# Secure Sandbox Architecture

## Overview
The Adam v23.5 system includes a `SecureSandbox` module designed to execute untrusted Python code safely. This module replaces the legacy `execute_python_sandbox` tool which was vulnerable to Remote Code Execution (RCE).

## Defense-in-Depth Strategy

The sandbox employs a 4-layer security model to ensure that executed code cannot compromise the host system, access sensitive data, or cause denial-of-service.

### Layer 1: Static Analysis (AST Validation)
Before execution, the code is parsed into an Abstract Syntax Tree (AST). The `SecureSandbox` validates the tree against a strict whitelist of allowed nodes.
*   **Allowed:** Basic data structures, control flow (if/for/while), arithmetic, function definitions.
*   **Rejected:** `import` statements, `async`/`await`, private attribute access (e.g., `__subclasses__`).
*   **Banned Functions:** Explicitly bans calls to `exec`, `eval`, `open`, `compile`, etc.

### Layer 2: Restricted Globals
The code runs with a custom `globals()` dictionary.
*   `__builtins__` is set to an empty dictionary `{}` to prevent access to standard built-in functions like `__import__` or `open`.
*   A whitelist of safe functions (e.g., `print`, `math.*`, `json.*`) is manually injected.
*   This prevents "escape" via standard library functions.

### Layer 3: Process Isolation
Code execution happens in a separate `multiprocessing.Process`.
*   **Memory Isolation:** The worker process has its own memory space. Crashes (segfaults) do not bring down the main application.
*   **Resource Containment:** In future versions, this allows for OS-level limits (cgroups/rlimit) to be applied to the worker PID.

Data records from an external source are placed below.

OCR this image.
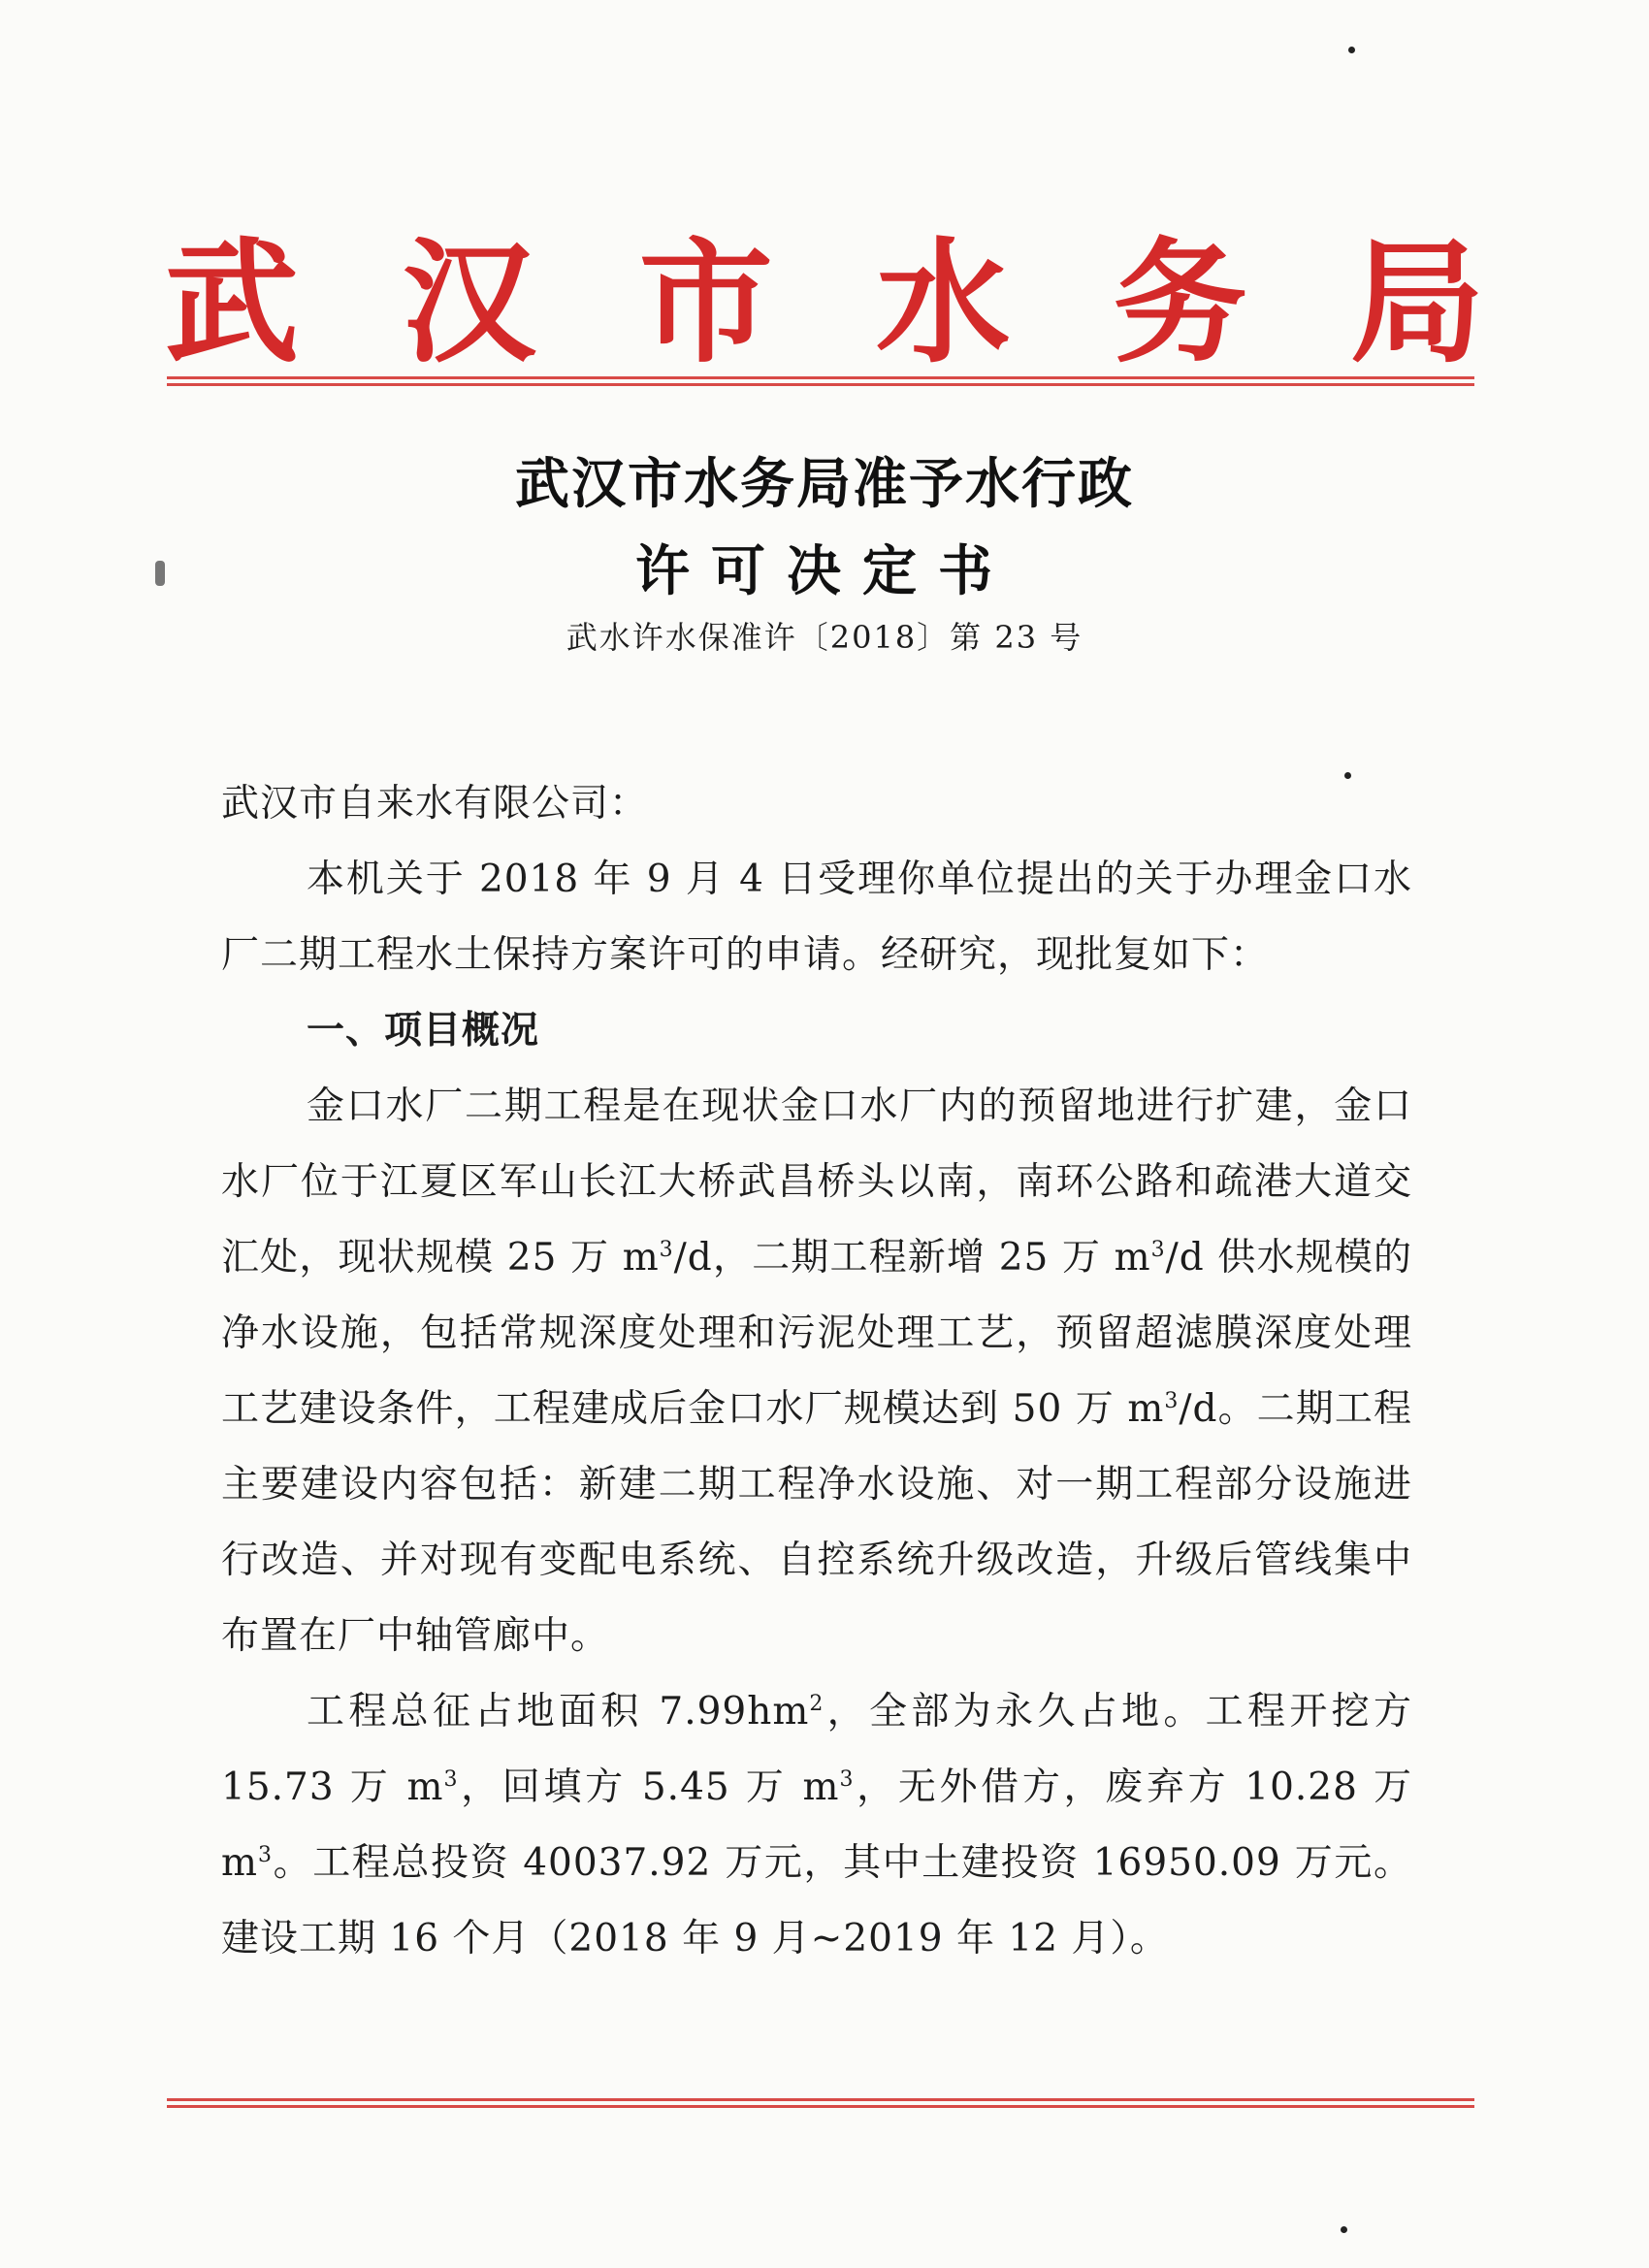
武 汉 市 水 务 局
武汉市水务局准予水行政
许可决定书
武水许水保准许〔2018〕第 23 号
武汉市自来水有限公司：
本机关于 2018 年 9 月 4 日受理你单位提出的关于办理金口水厂二期工程水土保持方案许可的申请。经研究，现批复如下：
一、项目概况
金口水厂二期工程是在现状金口水厂内的预留地进行扩建，金口水厂位于江夏区军山长江大桥武昌桥头以南，南环公路和疏港大道交汇处，现状规模 25 万 $m^3/d$，二期工程新增 25 万 $m^3/d$ 供水规模的净水设施，包括常规深度处理和污泥处理工艺，预留超滤膜深度处理工艺建设条件，工程建成后金口水厂规模达到 50 万 $m^3/d$。二期工程主要建设内容包括：新建二期工程净水设施、对一期工程部分设施进行改造、并对现有变配电系统、自控系统升级改造，升级后管线集中布置在厂中轴管廊中。
工程总征占地面积 $7.99hm^2$，全部为永久占地。工程开挖方 15.73 万 $m^3$，回填方 5.45 万 $m^3$，无外借方，废弃方 10.28 万 $m^3$。工程总投资 40037.92 万元，其中土建投资 16950.09 万元。建设工期 16 个月（2018 年 9 月~2019 年 12 月）。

### Layer 4: Execution Timeouts
The main process monitors the worker process.
*   If the worker does not return a result within the `timeout` window (default 5.0s), the process is forcefully terminated (`SIGTERM`/`SIGKILL`).
*   This prevents infinite loops or resource exhaustion attacks.

## Usage

```python
from core.security.sandbox import SecureSandbox

code = """
import math
x = math.sqrt(16)
print(x)
"""

# Execute with 2-second timeout
result = SecureSandbox.execute(code, timeout=2.0)

if result["status"] == "success":
    print(result["output"])
else:
    print(f"Error: {result['error']}")
```

## Limitations & Future Work
*   **Memory Limits:** Currently relies on the host OS. Future work should implement `resource.setrlimit` in the worker process.
*   **Network Access:** The sandbox does not currently block network calls at the OS level (e.g., `socket`), but the AST validator blocks `import socket`, making this difficult to exploit.
*   **Complex Libraries:** Only basic libraries (`math`, `json`, `datetime`) are available. Support for `pandas` or `numpy` is experimental and depends on availability in the environment.